Use Case 2: Product Traceability for Food Industry

For food and beverage manufacturers to maximize profit margins, it is crucial to have adequate controls over the process, quality, and delivery of their products. Traceability programs can play an integral part in this process by locating problems (and potential issues) with product quality at the earliest stage possible. Food and beverage manufacturers are often concerned about ensuring product quality and safety for the final product delivered to customers. However, the most overlook “outbound traceability” is the complex process of monitoring raw materials as they transform into a sellable product. It may not be required, but it can put food and beverage manufacturers ahead of the competition by building a better relationship between its business and clients during each step of the supply chain process.

HiveMQ can help provide complete product traceability by funneling the relevant data into a single location, ensuring that the data is up to date and scales across multiple sites.

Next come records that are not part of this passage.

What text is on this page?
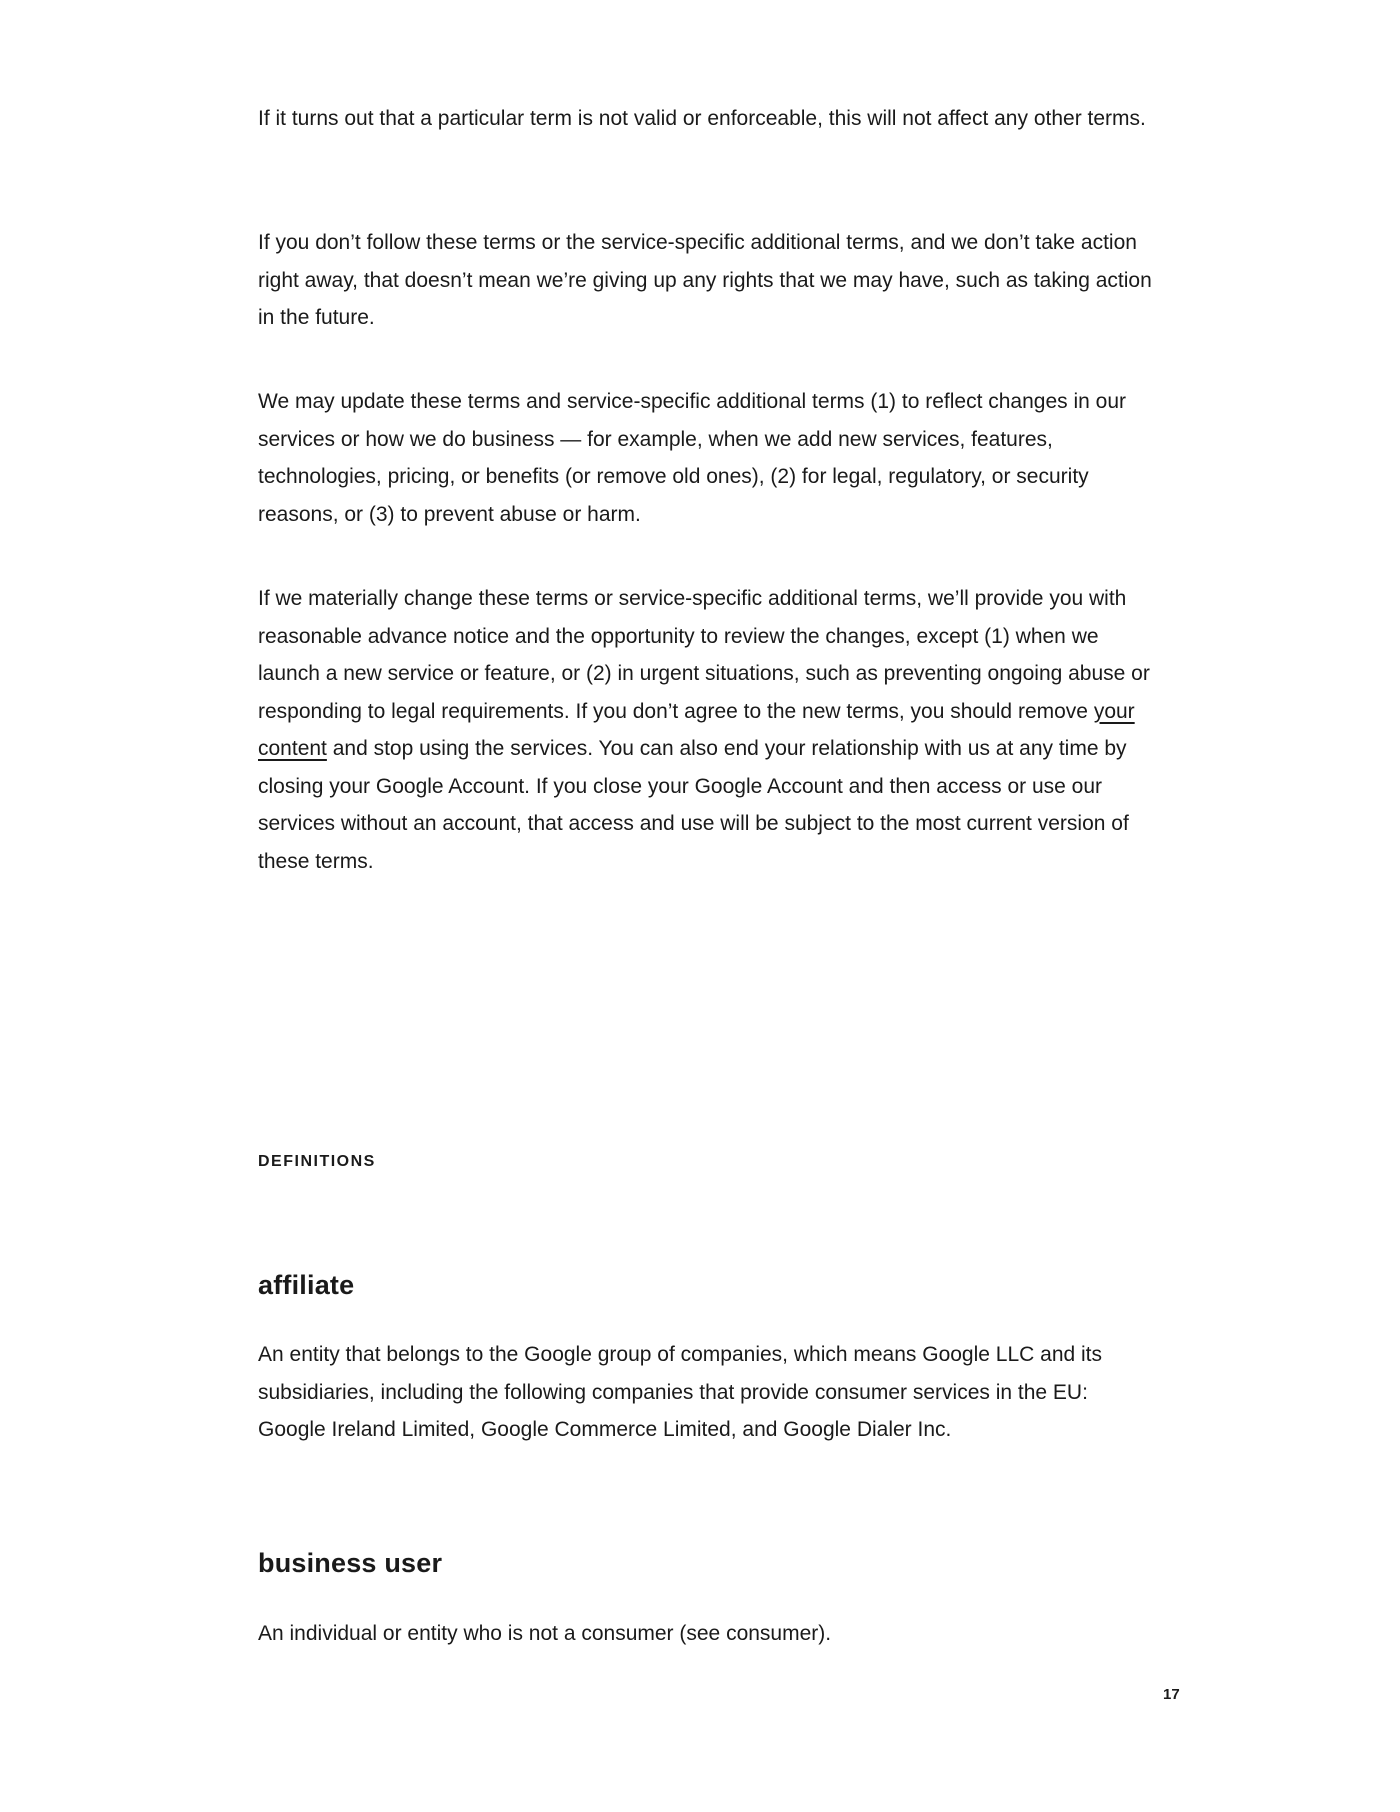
If it turns out that a particular term is not valid or enforceable, this will not affect any other terms.

If you don’t follow these terms or the service-specific additional terms, and we don’t take action right away, that doesn’t mean we’re giving up any rights that we may have, such as taking action in the future.

We may update these terms and service-specific additional terms (1) to reflect changes in our services or how we do business — for example, when we add new services, features, technologies, pricing, or benefits (or remove old ones), (2) for legal, regulatory, or security reasons, or (3) to prevent abuse or harm.

If we materially change these terms or service-specific additional terms, we’ll provide you with reasonable advance notice and the opportunity to review the changes, except (1) when we launch a new service or feature, or (2) in urgent situations, such as preventing ongoing abuse or responding to legal requirements. If you don’t agree to the new terms, you should remove your content and stop using the services. You can also end your relationship with us at any time by closing your Google Account. If you close your Google Account and then access or use our services without an account, that access and use will be subject to the most current version of these terms.

DEFINITIONS

affiliate

An entity that belongs to the Google group of companies, which means Google LLC and its subsidiaries, including the following companies that provide consumer services in the EU: Google Ireland Limited, Google Commerce Limited, and Google Dialer Inc.

business user

An individual or entity who is not a consumer (see consumer).

17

Use Case 2: Product Traceability for Food Industry

In this use case, the HiveMQ Broker is highly scalable and balances the load of the control data and process data received from various locations. In addition, it provides highly secure communication between HiveMQ and the remote systems or cloud with features like TLS/SSL support, OAuth 2.0, X.509 certificates, etc. This ensures the secure transmission of data, especially from external systems.

Conclusion

Many food and beverage manufacturing organizations are digitizing their operations, and IIoT technologies are powering this transition. However, digitalization using IIoT comes with challenges, including unreliable networks, legacy infrastructure, costly bandwidth, inefficient protocols, and complex systems. The MQTT protocol addresses all of these difficulties and provides a simple and reliable way to connect to various systems and bring data to the enterprise.

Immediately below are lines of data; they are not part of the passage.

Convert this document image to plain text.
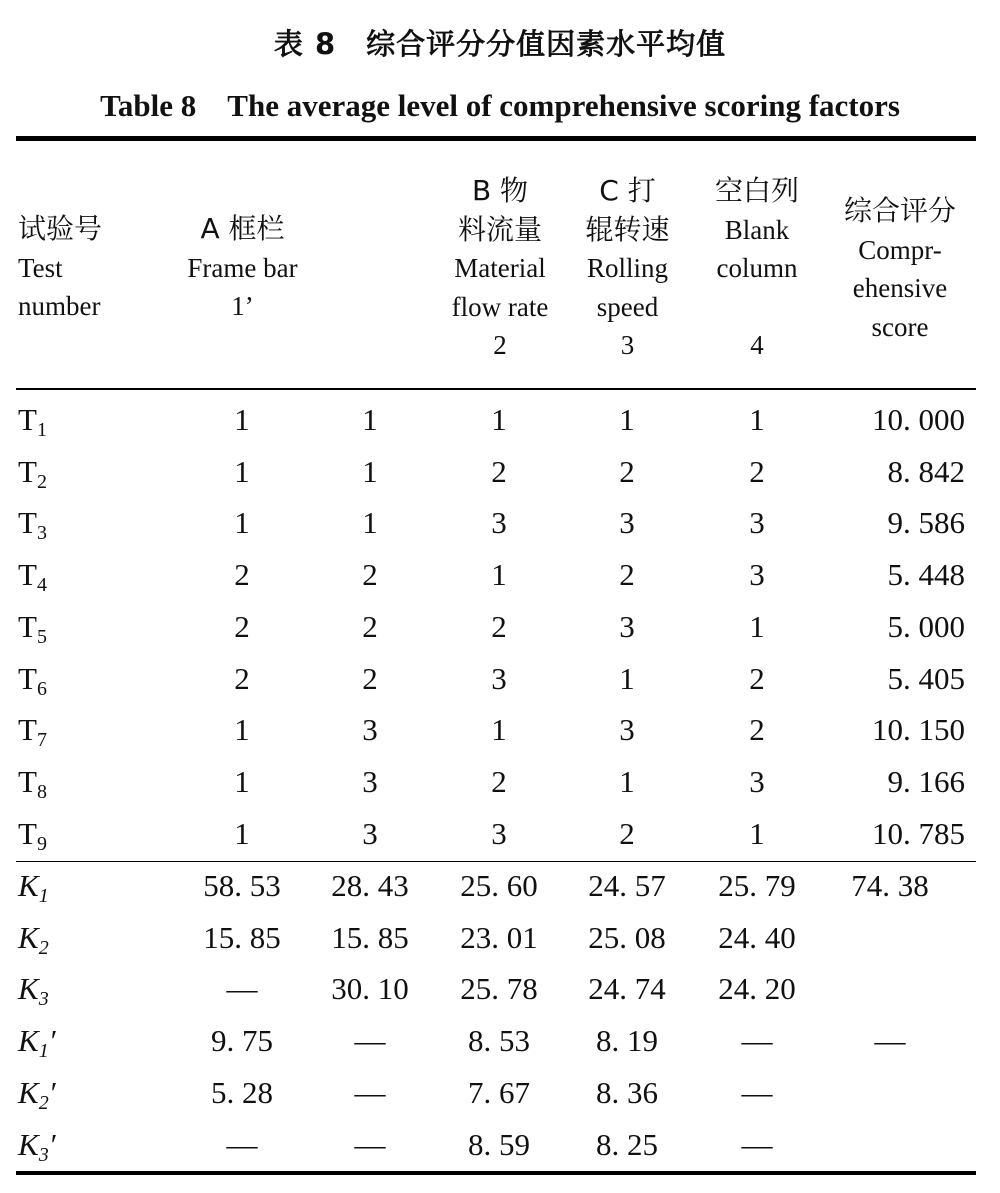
表 8　综合评分分值因素水平均值
Table 8　The average level of comprehensive scoring factors
试验号
Test
number
A 框栏
Frame bar
1’
B 物
料流量
Material
flow rate
2
C 打
辊转速
Rolling
speed
3
空白列
Blank
column

4
综合评分
Compr-
ehensive
score
$T_1$	1	1	1	1	1	10. 000
$T_2$	1	1	2	2	2	8. 842
$T_3$	1	1	3	3	3	9. 586
$T_4$	2	2	1	2	3	5. 448
$T_5$	2	2	2	3	1	5. 000
$T_6$	2	2	3	1	2	5. 405
$T_7$	1	3	1	3	2	10. 150
$T_8$	1	3	2	1	3	9. 166
$T_9$	1	3	3	2	1	10. 785
$K_1$	58. 53	28. 43	25. 60	24. 57	25. 79	74. 38
$K_2$	15. 85	15. 85	23. 01	25. 08	24. 40
$K_3$	—	30. 10	25. 78	24. 74	24. 20
$K_1'$	9. 75	—	8. 53	8. 19	—	—
$K_2'$	5. 28	—	7. 67	8. 36	—
$K_3'$	—	—	8. 59	8. 25	—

The HiveMQ Enterprise MQTT broker is the platform best suited to enable Food and Beverage Manufacturing supply chain optimization and regulatory reporting due to its performance scaling capabilities, implementation of all MQTT 5 features, and professional support services. In addition to MQTT, Sparkplug provides additional benefits to Food and Beverage Manufacturing companies by enabling mission-critical, real-time OT operations.